Arie Goldshlager in an article entitled “Is customer churn a social phenomenon?“”
There’s been a bit about customer service here on PAOSS lately hasn’t there?
Customer service is almost a cliché but it’s more than a buzzword. It’s a whole new paradigm shift brought about by other upstream factors. So many industries are breaking down from mass market into smaller niches, including entertainment (think only a few broadcast TV channels to payTV to video-on-demand to YouTube’s watch any of a billion channels). The Internet and social media is facilitating these niches and a principle of the Marketing of One (ie everyone represents their own niche). Following the entertainment trend has been advertising moving from broadcast TV to a greater focus on targeted online messaging.
Jeff Bezos has made a groundbreaking business from watching what has been moving the needle. He understood early that mass-market advertising wasn’t the most effective way of marketing to the niche of one – word-of-mouth was. Word of mouth tends to follow great customer experiences.

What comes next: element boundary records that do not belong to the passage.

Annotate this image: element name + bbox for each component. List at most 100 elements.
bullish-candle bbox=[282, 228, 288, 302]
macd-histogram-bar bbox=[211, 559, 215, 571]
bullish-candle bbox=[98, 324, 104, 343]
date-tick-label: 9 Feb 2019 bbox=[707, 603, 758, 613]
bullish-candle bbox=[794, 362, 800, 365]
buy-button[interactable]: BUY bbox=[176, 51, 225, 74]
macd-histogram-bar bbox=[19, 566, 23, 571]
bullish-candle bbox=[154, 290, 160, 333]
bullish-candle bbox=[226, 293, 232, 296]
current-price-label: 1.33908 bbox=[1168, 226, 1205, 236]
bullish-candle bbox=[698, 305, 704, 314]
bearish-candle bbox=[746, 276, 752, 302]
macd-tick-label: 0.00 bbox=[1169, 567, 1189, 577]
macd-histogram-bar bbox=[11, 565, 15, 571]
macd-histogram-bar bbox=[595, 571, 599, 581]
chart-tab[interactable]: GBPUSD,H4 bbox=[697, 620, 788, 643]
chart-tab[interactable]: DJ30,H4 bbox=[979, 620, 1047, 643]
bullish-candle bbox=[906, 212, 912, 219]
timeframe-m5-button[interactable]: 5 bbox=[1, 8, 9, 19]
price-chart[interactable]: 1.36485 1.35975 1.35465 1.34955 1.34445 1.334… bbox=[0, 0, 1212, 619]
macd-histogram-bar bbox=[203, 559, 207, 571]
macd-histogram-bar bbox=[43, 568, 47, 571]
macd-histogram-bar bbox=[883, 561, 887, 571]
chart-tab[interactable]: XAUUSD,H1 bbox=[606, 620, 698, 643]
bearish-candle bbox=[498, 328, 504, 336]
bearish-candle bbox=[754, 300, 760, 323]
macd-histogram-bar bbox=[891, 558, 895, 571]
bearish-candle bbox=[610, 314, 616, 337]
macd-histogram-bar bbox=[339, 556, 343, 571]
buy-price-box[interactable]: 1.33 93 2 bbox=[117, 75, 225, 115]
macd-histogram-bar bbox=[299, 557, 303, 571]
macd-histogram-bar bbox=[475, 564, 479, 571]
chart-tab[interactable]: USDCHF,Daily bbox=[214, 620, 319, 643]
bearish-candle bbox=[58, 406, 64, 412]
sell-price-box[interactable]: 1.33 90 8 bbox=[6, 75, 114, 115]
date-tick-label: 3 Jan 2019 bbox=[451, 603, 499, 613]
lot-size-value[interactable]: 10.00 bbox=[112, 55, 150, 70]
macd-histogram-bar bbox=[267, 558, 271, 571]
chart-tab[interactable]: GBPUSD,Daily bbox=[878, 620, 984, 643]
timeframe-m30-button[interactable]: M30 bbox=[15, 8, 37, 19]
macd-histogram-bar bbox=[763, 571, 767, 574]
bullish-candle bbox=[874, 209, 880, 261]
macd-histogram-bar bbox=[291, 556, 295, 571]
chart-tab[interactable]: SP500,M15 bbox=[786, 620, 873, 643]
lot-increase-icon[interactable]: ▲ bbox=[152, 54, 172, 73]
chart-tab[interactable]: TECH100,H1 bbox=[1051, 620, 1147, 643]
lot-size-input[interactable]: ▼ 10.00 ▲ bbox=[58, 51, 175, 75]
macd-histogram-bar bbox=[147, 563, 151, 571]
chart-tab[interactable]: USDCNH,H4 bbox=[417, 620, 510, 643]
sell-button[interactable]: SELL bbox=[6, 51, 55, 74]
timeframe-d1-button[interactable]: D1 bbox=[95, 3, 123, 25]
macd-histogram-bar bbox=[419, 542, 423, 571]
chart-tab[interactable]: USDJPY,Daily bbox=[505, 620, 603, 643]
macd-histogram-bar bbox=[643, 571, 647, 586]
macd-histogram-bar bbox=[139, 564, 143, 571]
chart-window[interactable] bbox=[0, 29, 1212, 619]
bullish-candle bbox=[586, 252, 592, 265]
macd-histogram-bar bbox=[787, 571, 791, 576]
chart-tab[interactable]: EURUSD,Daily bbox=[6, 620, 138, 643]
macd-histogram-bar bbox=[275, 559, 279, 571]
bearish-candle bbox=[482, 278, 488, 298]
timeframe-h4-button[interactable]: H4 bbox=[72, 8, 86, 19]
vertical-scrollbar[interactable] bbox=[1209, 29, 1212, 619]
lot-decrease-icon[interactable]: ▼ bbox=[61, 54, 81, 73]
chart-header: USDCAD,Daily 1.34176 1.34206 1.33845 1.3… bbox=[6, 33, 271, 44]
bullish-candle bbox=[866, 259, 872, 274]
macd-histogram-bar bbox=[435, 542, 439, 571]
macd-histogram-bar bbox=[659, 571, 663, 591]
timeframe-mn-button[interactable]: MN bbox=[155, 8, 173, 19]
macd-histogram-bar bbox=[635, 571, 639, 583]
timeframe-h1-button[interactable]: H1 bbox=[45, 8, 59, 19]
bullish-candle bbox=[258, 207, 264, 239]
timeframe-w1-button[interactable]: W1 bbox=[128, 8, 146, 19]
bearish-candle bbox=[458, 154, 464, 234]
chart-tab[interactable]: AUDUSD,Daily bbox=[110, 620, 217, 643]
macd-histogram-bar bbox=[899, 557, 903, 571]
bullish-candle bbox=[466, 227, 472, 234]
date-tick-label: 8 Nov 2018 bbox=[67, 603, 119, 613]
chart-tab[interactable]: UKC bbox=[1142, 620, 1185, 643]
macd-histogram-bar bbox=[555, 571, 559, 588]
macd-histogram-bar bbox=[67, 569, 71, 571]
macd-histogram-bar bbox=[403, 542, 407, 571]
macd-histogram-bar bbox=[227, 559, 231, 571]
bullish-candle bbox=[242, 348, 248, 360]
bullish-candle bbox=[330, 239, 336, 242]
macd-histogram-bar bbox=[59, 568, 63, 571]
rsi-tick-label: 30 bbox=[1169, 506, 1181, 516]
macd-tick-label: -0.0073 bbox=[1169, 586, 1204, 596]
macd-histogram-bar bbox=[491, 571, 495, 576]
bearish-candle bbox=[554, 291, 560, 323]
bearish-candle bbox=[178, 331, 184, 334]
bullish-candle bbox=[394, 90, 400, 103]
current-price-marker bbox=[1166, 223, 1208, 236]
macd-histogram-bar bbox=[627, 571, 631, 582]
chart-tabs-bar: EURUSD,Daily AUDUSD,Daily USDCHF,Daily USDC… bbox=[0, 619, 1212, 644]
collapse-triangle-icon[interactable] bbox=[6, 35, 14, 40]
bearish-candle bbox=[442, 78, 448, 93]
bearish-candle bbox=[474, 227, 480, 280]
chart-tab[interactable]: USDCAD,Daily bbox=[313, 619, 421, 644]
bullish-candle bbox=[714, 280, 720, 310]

The world of telco has invested heavily in customer experience initiatives, but just imagine if they diverted all their mass-marketing spend into customer experience initiatives. What would their NPS scores look like then? What would their OSS and BSS look like as the tools that shift the needle of customer experience? More specifically, what would the cross-platform journey measurement and management look like when it tracks each customers’ real experience (whilst paying careful attention to privacy constraints of course)?